The photograph above of Spiderman’s Aunt’s place left a bit of room for painting imagination….
Mine Brook (above) is a brook that runs parallel (for a while) with the street I live on (today), and flows into the North Branch of the Raritan River. Attempting to re-create a place that is local is always more special than doing a scene that I have traveled to once (or twice), especially, if I don’t consider that landscape “home”. For instance, looking at a painting of a desert may not resonate with me the way it would with a resident of a desert landscape. I’m accustomed to hardwood trees like oak, maple, and hickory; rivers, streams, and slight rocky elevations (Piedmont); fields, swamps, and marshes in the lowlands. These types of landscape characteristics have engrained themselves in me as signs of home. This is not to say that people can’t find a new home in a new landscape. The painting of Mine Brook is embellished, of course, as it is the artist’s responsibility. In reality, the brook is more like a tiny trickle, which gives the impression that it will dry up by next morning. Yet, it continues to trickle on and after a good rain the brook comes alive with a strong steady flow once again…
The early morning sun lit up the old building across the street from where I was pushing snow off my car. I’m not sure what this building was originally built for; a courthouse perhaps? Today, it has been converted into a dance studio. I always admire the architecture of this building, as I pass by. In fact, I admire most structures that aren’t built in “modern style”. When I think of modern style construction I think of people building things in the fastest and cheapest way possible. Many of these modern structures lack character and creativity, so it’s refreshing to see something charming and unique once in a while. I chopped off the left side of this painting, as a result of an unsuccessful attempt to salvage a truly horribly painted tree. Perhaps I’ll try this one again some other time…

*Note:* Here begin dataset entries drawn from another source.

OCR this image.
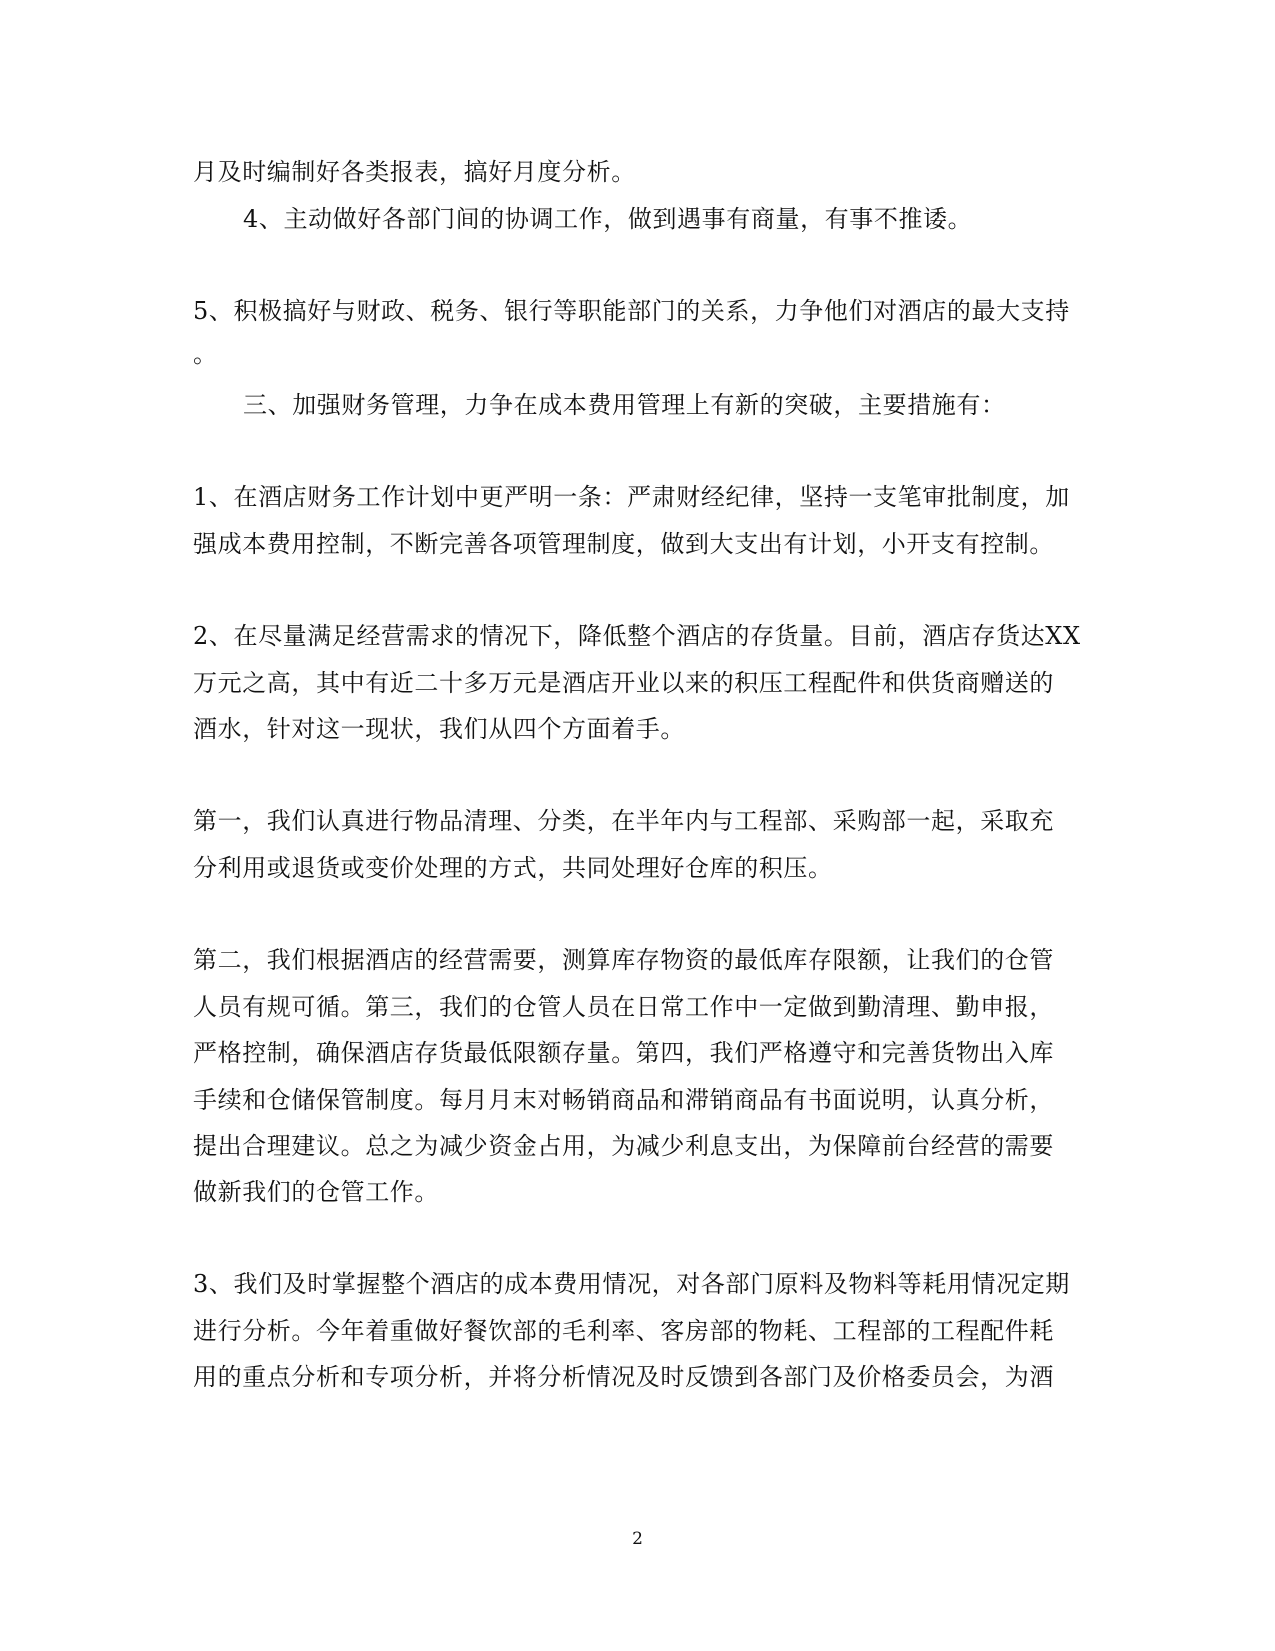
月及时编制好各类报表，搞好月度分析。
4、主动做好各部门间的协调工作，做到遇事有商量，有事不推诿。
5、积极搞好与财政、税务、银行等职能部门的关系，力争他们对酒店的最大支持
。
三、加强财务管理，力争在成本费用管理上有新的突破，主要措施有：
1、在酒店财务工作计划中更严明一条：严肃财经纪律，坚持一支笔审批制度，加
强成本费用控制，不断完善各项管理制度，做到大支出有计划，小开支有控制。
2、在尽量满足经营需求的情况下，降低整个酒店的存货量。目前，酒店存货达XX
万元之高，其中有近二十多万元是酒店开业以来的积压工程配件和供货商赠送的
酒水，针对这一现状，我们从四个方面着手。
第一，我们认真进行物品清理、分类，在半年内与工程部、采购部一起，采取充
分利用或退货或变价处理的方式，共同处理好仓库的积压。
第二，我们根据酒店的经营需要，测算库存物资的最低库存限额，让我们的仓管
人员有规可循。第三，我们的仓管人员在日常工作中一定做到勤清理、勤申报，
严格控制，确保酒店存货最低限额存量。第四，我们严格遵守和完善货物出入库
手续和仓储保管制度。每月月末对畅销商品和滞销商品有书面说明，认真分析，
提出合理建议。总之为减少资金占用，为减少利息支出，为保障前台经营的需要
做新我们的仓管工作。
3、我们及时掌握整个酒店的成本费用情况，对各部门原料及物料等耗用情况定期
进行分析。今年着重做好餐饮部的毛利率、客房部的物耗、工程部的工程配件耗
用的重点分析和专项分析，并将分析情况及时反馈到各部门及价格委员会，为酒
2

The Wick house is a simple old farm house, but I can’t seem to just walk past it without staring at it for half an hour. During the revolutionary war, the continental army used this place as a campground during the coldest winters on record. I usually visit the Wick farm in the winter when it’s easier to imagine the cold and hunger that these soldiers endured. The image above is a painting of the Wick farm in late fall on a cold foggy day. The woods surrounding the farm always give off an eerie vibe as if the presence of the men that served in the war is still there.